Avaliação de diretor do Fundo Monetário é que, mesmo que presidente seja trocado, agenda de reformas precisa continuar

Altamiro Silva Junior e Gabriel Bueno Costa, O Estado de S.Paulo

19 de maio de 2017 | 22h22

O Fundo Monetário Internacional (FMI) disse estar monitorando de perto a atual crise política no Brasil para avaliar possíveis impactos para as previsões econômicas do País. Por enquanto, a instituição mantém a estimativa de crescimento de 0,2% no Produto Interno Bruto (PIB) em 2017 e 1,7% em 2018.

O diretor para o departamento de Hemisfério Ocidental do FMI, Alejandro Werner, que participou de evento na Fundação Getulio Vargas (FGV) para apresentar um estudo do FMI sobre a América Latina, afirmou que ainda é muito cedo para fazer qualquer prognóstico. A experiência do Fundo mostra que ser precipitado em ajustar a avaliação sobre a economia por conta de eventos políticos pode arranhar a reputação.

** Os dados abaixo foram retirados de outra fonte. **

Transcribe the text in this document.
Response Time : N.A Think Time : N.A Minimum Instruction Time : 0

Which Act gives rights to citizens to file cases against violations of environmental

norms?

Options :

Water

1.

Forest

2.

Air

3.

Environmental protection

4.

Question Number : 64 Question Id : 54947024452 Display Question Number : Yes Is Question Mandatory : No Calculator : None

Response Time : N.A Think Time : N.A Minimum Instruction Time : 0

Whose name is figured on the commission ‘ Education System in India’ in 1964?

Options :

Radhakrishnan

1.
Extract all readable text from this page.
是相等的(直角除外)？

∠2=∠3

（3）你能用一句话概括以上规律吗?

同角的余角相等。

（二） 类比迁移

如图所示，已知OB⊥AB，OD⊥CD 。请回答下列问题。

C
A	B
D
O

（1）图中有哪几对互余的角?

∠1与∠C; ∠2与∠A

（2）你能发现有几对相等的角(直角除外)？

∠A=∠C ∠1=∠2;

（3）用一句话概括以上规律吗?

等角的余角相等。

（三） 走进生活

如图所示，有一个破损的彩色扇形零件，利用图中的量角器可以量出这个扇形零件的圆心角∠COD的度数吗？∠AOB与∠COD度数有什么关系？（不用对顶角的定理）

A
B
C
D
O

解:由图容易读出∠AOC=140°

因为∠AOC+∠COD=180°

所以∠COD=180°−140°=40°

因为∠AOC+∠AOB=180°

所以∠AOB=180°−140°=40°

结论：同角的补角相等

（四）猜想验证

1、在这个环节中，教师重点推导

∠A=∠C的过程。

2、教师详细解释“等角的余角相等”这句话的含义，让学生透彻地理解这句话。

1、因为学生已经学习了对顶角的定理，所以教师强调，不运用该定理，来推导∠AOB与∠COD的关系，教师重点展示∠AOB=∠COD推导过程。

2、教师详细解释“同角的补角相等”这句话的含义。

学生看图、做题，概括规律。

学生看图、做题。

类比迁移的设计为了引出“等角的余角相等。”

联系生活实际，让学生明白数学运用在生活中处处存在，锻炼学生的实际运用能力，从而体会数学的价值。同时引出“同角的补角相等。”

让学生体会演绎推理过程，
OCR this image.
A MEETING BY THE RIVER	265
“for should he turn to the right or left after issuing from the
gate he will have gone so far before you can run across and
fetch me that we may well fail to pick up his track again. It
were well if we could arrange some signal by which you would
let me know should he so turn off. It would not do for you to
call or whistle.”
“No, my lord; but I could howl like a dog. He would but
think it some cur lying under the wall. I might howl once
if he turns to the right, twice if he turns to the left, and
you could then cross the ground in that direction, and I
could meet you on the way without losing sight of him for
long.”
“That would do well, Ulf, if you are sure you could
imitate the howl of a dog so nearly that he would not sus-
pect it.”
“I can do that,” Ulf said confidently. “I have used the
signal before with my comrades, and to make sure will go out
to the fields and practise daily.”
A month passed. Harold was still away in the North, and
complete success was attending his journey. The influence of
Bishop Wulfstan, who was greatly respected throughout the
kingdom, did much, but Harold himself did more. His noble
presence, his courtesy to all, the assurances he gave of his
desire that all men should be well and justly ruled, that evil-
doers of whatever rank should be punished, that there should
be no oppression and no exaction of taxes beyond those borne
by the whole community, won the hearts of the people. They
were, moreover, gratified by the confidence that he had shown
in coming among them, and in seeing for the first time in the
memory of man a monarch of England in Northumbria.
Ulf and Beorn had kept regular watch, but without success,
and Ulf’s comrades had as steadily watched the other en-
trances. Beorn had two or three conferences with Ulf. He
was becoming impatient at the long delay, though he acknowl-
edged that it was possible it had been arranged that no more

Werner ressaltou que a volatilidade cresceu no mercado brasileiro desde a quinta-feira, com as notícias sobre a delação de Joesley Batista, do grupo JBS. A avaliação do FMI é que o governo, por meio do Banco Central e do Tesouro, respondeu de forma adequada, provendo liquidez ao mercado para conter a volatilidade.

Além da ação do governo, Werner ressaltou que o Brasil construiu colchões de liquidez significativos e tem um sistema financeiro sólido. “Ainda é muito cedo para avaliar as potenciais implicações de desdobramentos que ainda estão ocorrendo”, disse. “Estamos monitorando de perto a situação.”

Perguntado sobre o andamento das reformas, como a da Previdência, Werner afirmou que é cedo para fazer prognósticos sobre como a situação atual vai afetar a agenda de medidas. Para o caso de Temer sair e um novo presidente ocupar o Planalto, Werner disse que é essencial que a agenda de reformas continue. As prioridades de política econômica devem permanecer as mesmas com um novo presidente, ressaltou.